- Born: Alexander Joseph Tilley January 8, 1938 Mount Albert, Ontario, Canada
- Died: October 28, 2025 (aged 87) Muskoka, Ontario, Canada
- Education: University of British Columbia (BA)
- Years active: 1980–2015
- Spouse: Hilary Clark Cole ​(m. 2008)​
- Children: 4

= Alexander Tilley =

Canadian entrepreneur (1938–2025)

Alexander Joseph Tilley (January 8, 1938 – October 28, 2025) was a Canadian entrepreneur and philanthropist known for founding hat manufacturer Tilley Endurables in 1984. After selling the company in 2015, he focused on supporting various charitable causes and supporting young business owners.

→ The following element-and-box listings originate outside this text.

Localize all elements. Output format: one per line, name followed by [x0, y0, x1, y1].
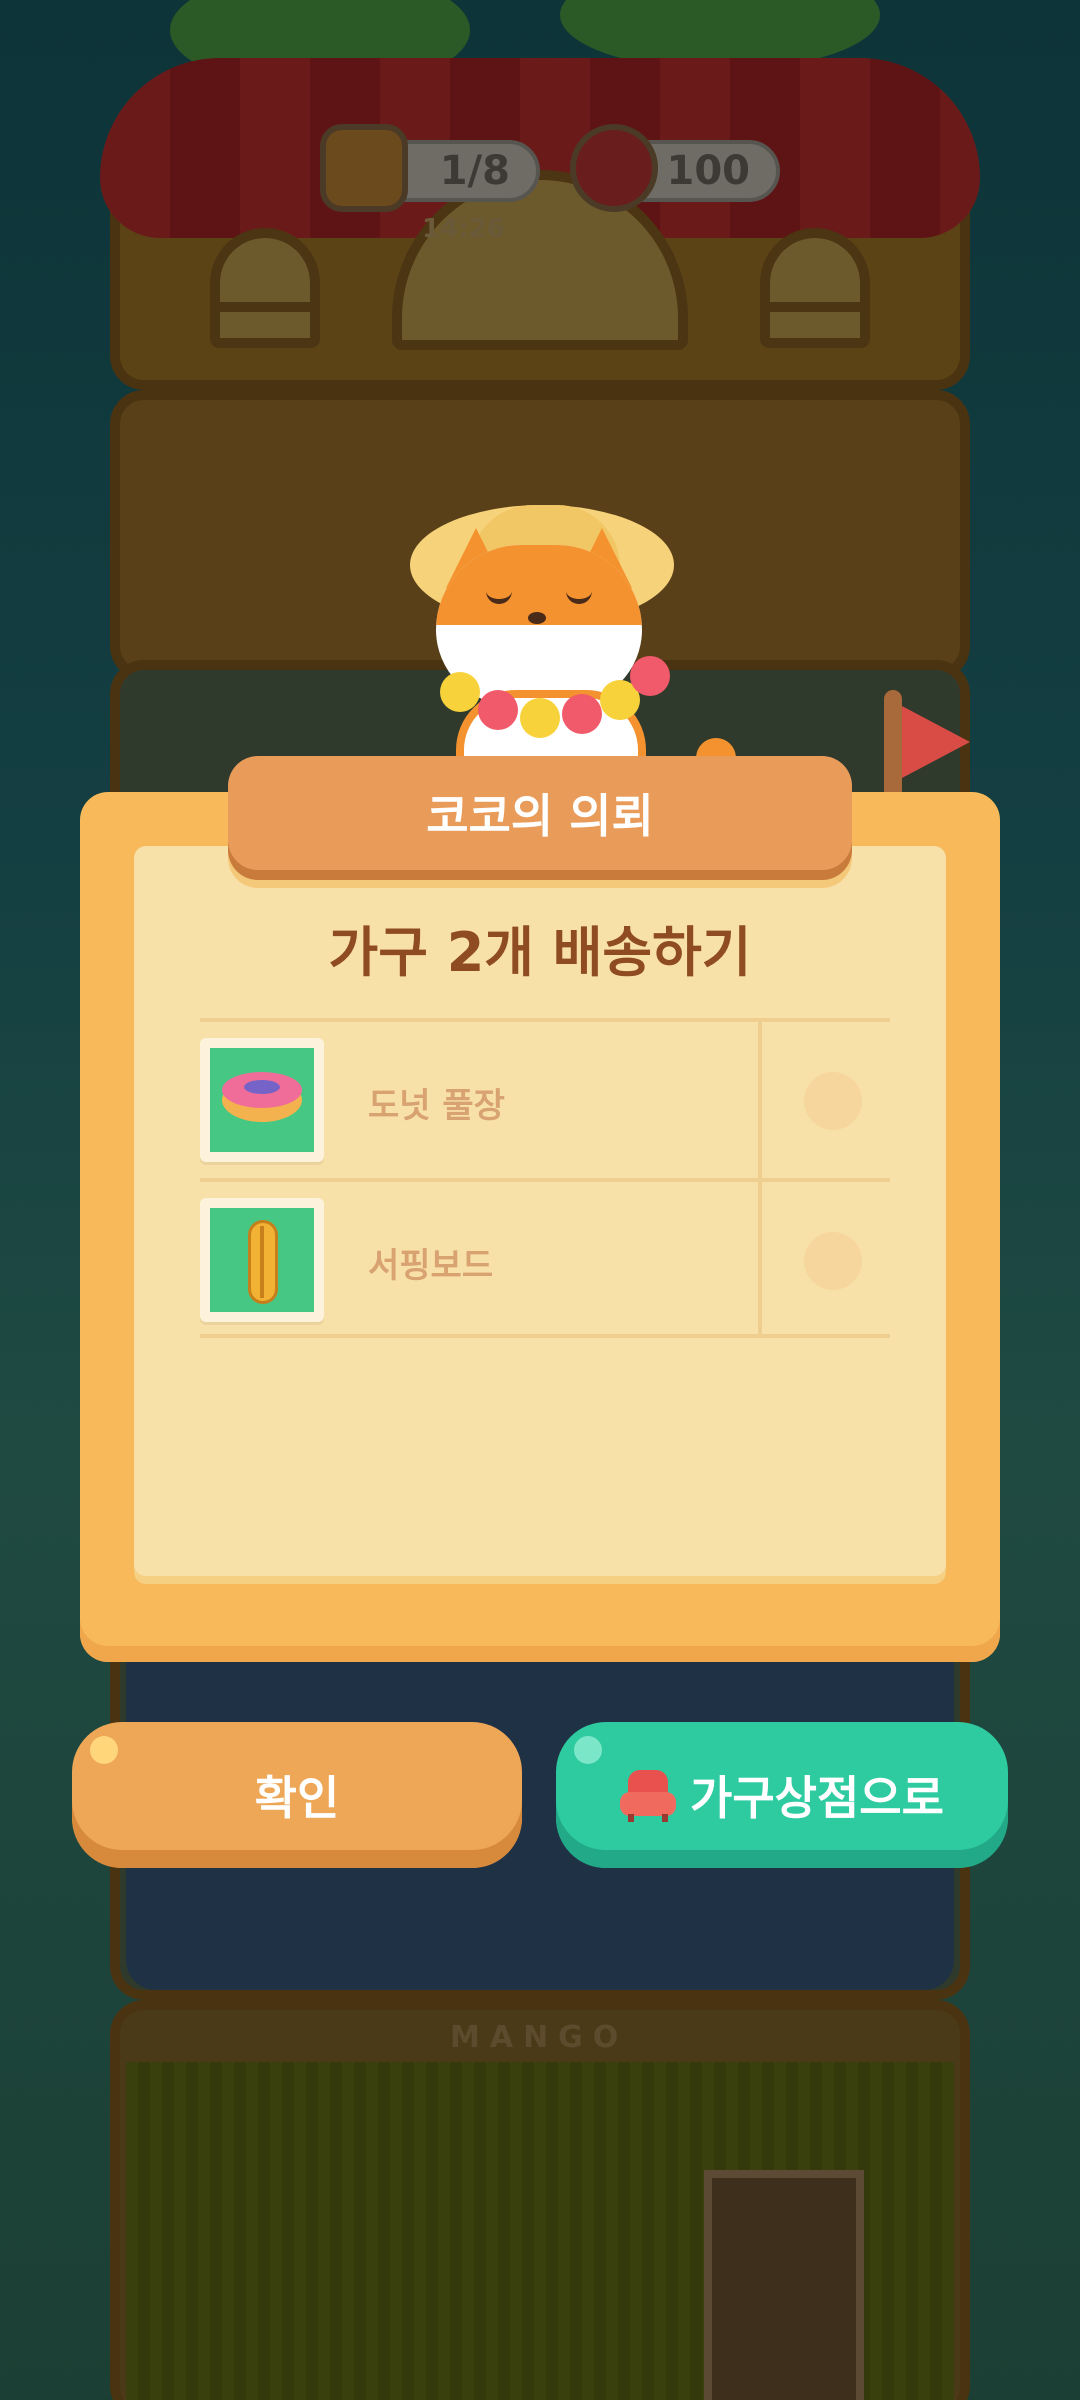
confirm-button-label: 확인 [254, 1771, 340, 1825]
window-left [210, 228, 320, 348]
can-counter-value: 100 [666, 148, 751, 194]
completion-indicator [804, 1072, 862, 1130]
request-card: 가구 2개 배송하기 도넛 풀장 서핑보드 [134, 846, 946, 1576]
lei-flower [630, 656, 670, 696]
flag-pole [884, 690, 902, 800]
quest-title: 가구 2개 배송하기 [328, 921, 752, 984]
lei-flower [478, 690, 518, 730]
item-label: 서핑보드 [368, 1246, 494, 1286]
completion-indicator [804, 1232, 862, 1290]
jam-counter-value: 1/8 [439, 148, 510, 194]
item-thumbnail [200, 1038, 324, 1162]
lei-flower [440, 672, 480, 712]
delivery-item-list: 도넛 풀장 서핑보드 [200, 1018, 890, 1338]
confirm-button[interactable]: 확인 [72, 1722, 522, 1868]
red-flag-icon [902, 706, 970, 778]
furniture-shop-button-label: 가구상점으로 [690, 1771, 944, 1825]
lei-flower [520, 698, 560, 738]
button-shine [574, 1736, 602, 1764]
bookshelf [704, 2170, 864, 2400]
list-item: 도넛 풀장 [200, 1018, 890, 1178]
list-item: 서핑보드 [200, 1178, 890, 1338]
item-thumbnail [200, 1198, 324, 1322]
window-right [760, 228, 870, 348]
furniture-shop-button[interactable]: 가구상점으로 [556, 1722, 1008, 1868]
item-label: 도넛 풀장 [368, 1086, 505, 1126]
jam-jar-icon [320, 124, 408, 212]
sofa-icon [620, 1770, 677, 1822]
lei-flower [562, 694, 602, 734]
column-divider [758, 1022, 762, 1178]
cat-nose [528, 612, 546, 624]
tuna-can-icon [570, 124, 658, 212]
jam-timer: 14:26 [422, 214, 505, 244]
dialog-title: 코코의 의뢰 [228, 756, 852, 870]
surfboard-icon [210, 1208, 314, 1312]
button-shine [90, 1736, 118, 1764]
house-sign: MANGO [450, 2020, 629, 2055]
column-divider [758, 1182, 762, 1334]
donut-pool-icon [210, 1048, 314, 1152]
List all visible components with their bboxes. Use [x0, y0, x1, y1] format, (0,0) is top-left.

== Early life and education ==
Born in Mount Albert, Ontario, Tilley spent his childhood in nearby Kitchener, where he had his first entrepreneurial experience reselling pumpkins door-to-door. At age 12, Tilley suffered a head injury in a car accident, leading to ongoing memory issues. Upon moving to Sudbury in his teens, Tilley began sailing regularly.

At the recommendation of his father, Tilley obtained bachelor's degrees in Economics and Psychology from the University of British Columbia and took a job at Bell Canada. After 30 days, Tilley left to pursue his own ventures. After moving to Toronto, Tilley launched Fine Art Consultants of Canada, working to connect artists with corporate customers.

== Tilley Endurables ==
Tilley's position as an art dealer left him time to continue enjoying his hobbies, particularly sailing, travelling, and photography. During this time, he grew increasingly frustrated with the unavailability of a suitable sailing hat, and in 1980 he worked with a milliner to create a new hat to address the issues present in existing ones. The new hat was water and mildew resistant, could float, and featured a fisherman's knot to secure the hat to the head of the wearer. After initially selling the hats from home, Tilley saw demand increase and began bringing them to boat shows. At the request of his customers, Tilley also introduced product lines of shorts and pants designed for sailing, before expanding to a variety of other travel apparel and accessories. In 1984, he left his job and created Tilley Endurables, a company specializing in durable and lightweight travel gear.

Tilley met his fourth wife, Hilary Clark Cole, in 1993, when he purchased a large moose statue from her. They married in 2008.